A Embaixada dos Estados Unidos no Brasil foi questionada sobre quais serão as providências a serem adotadas contra Weintraub, mas não respondeu. Apenas o Ministério da Educação prestou esclarecimentos, informando que os custos da viagem não foram pagos pela pasta. Segundo o MEC, a carta de demissão de Weintraub foi entregue à Presidência da República na sexta-feira passada.

Fraude
Antes da mudança promovida pelo governo, o Ministério Público junto ao Tribunal de Contas da União (MPTCU) cobrou explicações do Palácio do Itamaraty a respeito da ida de Weintraub aos Estados Unidos. Na representação assinada pelo subprocurador-geral do TCU Lucas Rocha Furtado, o órgão diz querer “avaliar a regularidade da gestão” da “suposta utilização do passaporte diplomático no episódio”.

“Uma vez inexistente finalidade pública na viagem realizada, o uso desse tipo de passaporte teria objetivado, conforme algumas notícias divulgadas em diversos veículos de mídia, evitar uma quarentena obrigatória para entrada nos Estados Unidos, devido à pandemia da covid-19”, diz o documento, que também alerta que, se confirmada alguma irregularidade, isso “pode, inclusive, gerar alguma espécie de constrangimento diplomático para o Brasil perante a nação amiga norte-americana”.
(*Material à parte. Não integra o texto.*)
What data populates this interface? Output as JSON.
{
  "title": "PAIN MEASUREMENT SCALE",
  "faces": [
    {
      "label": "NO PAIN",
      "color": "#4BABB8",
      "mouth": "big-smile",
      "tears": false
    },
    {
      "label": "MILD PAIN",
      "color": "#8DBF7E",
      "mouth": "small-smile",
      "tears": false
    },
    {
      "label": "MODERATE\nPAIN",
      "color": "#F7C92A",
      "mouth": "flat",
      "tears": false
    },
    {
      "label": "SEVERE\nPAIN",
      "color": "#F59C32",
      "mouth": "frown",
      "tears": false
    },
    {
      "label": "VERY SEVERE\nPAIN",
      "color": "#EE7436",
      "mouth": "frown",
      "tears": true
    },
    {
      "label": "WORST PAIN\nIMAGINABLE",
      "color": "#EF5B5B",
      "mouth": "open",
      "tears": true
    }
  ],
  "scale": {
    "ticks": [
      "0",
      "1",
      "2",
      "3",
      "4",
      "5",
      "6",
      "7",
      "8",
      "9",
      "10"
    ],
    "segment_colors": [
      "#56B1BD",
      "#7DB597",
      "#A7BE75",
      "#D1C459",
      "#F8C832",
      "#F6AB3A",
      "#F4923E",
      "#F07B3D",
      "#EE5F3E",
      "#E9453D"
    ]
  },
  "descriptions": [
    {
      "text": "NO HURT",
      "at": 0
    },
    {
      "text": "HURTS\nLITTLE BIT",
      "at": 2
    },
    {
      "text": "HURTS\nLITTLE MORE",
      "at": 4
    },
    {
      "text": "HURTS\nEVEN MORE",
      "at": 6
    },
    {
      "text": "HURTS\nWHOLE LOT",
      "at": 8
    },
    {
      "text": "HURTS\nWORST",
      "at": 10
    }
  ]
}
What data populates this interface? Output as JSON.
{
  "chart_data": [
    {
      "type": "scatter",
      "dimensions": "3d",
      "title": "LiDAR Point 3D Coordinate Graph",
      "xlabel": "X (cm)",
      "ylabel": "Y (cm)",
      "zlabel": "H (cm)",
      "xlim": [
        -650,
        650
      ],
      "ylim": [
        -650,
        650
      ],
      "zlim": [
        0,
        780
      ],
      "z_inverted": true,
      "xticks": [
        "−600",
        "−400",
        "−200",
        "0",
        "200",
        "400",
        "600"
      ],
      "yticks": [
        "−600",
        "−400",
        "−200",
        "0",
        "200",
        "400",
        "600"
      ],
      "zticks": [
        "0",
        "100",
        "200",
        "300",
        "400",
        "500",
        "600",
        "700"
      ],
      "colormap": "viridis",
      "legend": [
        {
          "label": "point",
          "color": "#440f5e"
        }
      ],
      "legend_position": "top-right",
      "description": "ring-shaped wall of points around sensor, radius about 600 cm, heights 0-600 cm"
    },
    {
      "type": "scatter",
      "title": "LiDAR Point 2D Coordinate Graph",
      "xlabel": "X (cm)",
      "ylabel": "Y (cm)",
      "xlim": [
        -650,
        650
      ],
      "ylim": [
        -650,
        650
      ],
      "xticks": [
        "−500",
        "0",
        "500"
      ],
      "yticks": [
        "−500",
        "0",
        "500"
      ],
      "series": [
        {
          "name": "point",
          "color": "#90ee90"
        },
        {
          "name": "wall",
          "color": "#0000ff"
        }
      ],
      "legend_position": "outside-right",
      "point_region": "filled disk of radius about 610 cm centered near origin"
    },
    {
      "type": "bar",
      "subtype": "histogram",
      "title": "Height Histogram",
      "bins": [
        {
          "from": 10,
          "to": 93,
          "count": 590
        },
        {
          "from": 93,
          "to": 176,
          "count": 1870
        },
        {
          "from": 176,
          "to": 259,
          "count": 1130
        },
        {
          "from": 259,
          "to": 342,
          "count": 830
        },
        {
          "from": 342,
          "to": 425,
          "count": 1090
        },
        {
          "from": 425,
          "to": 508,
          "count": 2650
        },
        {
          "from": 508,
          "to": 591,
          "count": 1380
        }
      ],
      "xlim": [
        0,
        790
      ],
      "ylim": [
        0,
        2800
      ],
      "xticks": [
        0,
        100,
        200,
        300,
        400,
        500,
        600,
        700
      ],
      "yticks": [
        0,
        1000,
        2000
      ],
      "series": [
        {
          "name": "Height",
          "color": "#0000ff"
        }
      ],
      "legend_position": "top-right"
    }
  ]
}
Segundo o subprocurador-geral do TCU, “ainda pairam dúvidas acerca da possível utilização de recursos públicos para custear a viagem do ex-ministro, viagem essa que não detinha nenhum caráter oficial, o que lhe retira a finalidade pública e, portanto, se houve o emprego de valores públicos em qualquer fase dessa viagem, esses recursos foram indevidamente empregados e deverão ser ressarcidos ao erário”.

Ao saber da alteração na data da exoneração, Furtado disse, em entrevista ao jornal Estado de S. Paulo que a retificação confirma ter havido fraude no processo. “Antes, era ilegal e parecia haver fraude. Agora, confirmou. Em uma questão tão sensível, não se pode falar em mero erro”, comentou.

Inquérito
Abraham Weintraub foi indicado para assumir o cargo de diretor executivo do Banco Mundial, em Washington. No Brasil, ele passou a ser investigado pelo Supremo Tribunal Federal (STF) no inquérito das fake news após chamar magistrados da Corte de “vagabundos” e chegou a admitir o temor de ser preso. Ontem, a oposição enviou um abaixo-assinado ao embaixador dos EUA no Brasil, Todd Chapman, manifestando preocupação com o fato de Weintraub ter sido admitido naquele país “sob falsas pretensões para se esquivar do inquérito sobre suas ações” e que agora lá resida “fora do status regular”.

Punição
De acordo com o documento, “um estrangeiro que contornar a aplicação desta proclamação por meio de fraude, deturpação intencional de um fato relevante ou entrada ilegal deve ser removido prioritariamente pelo Departamento de Segurança Interna dos Estados Unidos”.

Saiba mais

Reincidência
O caso Weintraub não é o único episódio envolvendo retificações do governo federal no Diário Oficial da União. Recentemente, o presidente Jair Bolsonaro publicou a demissão de Maurício Valeixo da Direção-Geral da Polícia Federal com a assinatura do então ministro da Justiça, Sergio Moro, que afirmou não ter rubricado nada. Posteriormente, a Secretaria-Geral da Presidência reconheceu a falha, mas disse que foi apenas um descuido e não uma ilegalidade. De acordo com a pasta, a assinatura de Moro apareceu no ato de exoneração de Valeixo porque era uma “praxe administrativa”. O mesmo foi dito por Bolsonaro. Numa edição extra do DOU, a exoneração foi publicada, sem a assinatura de Moro.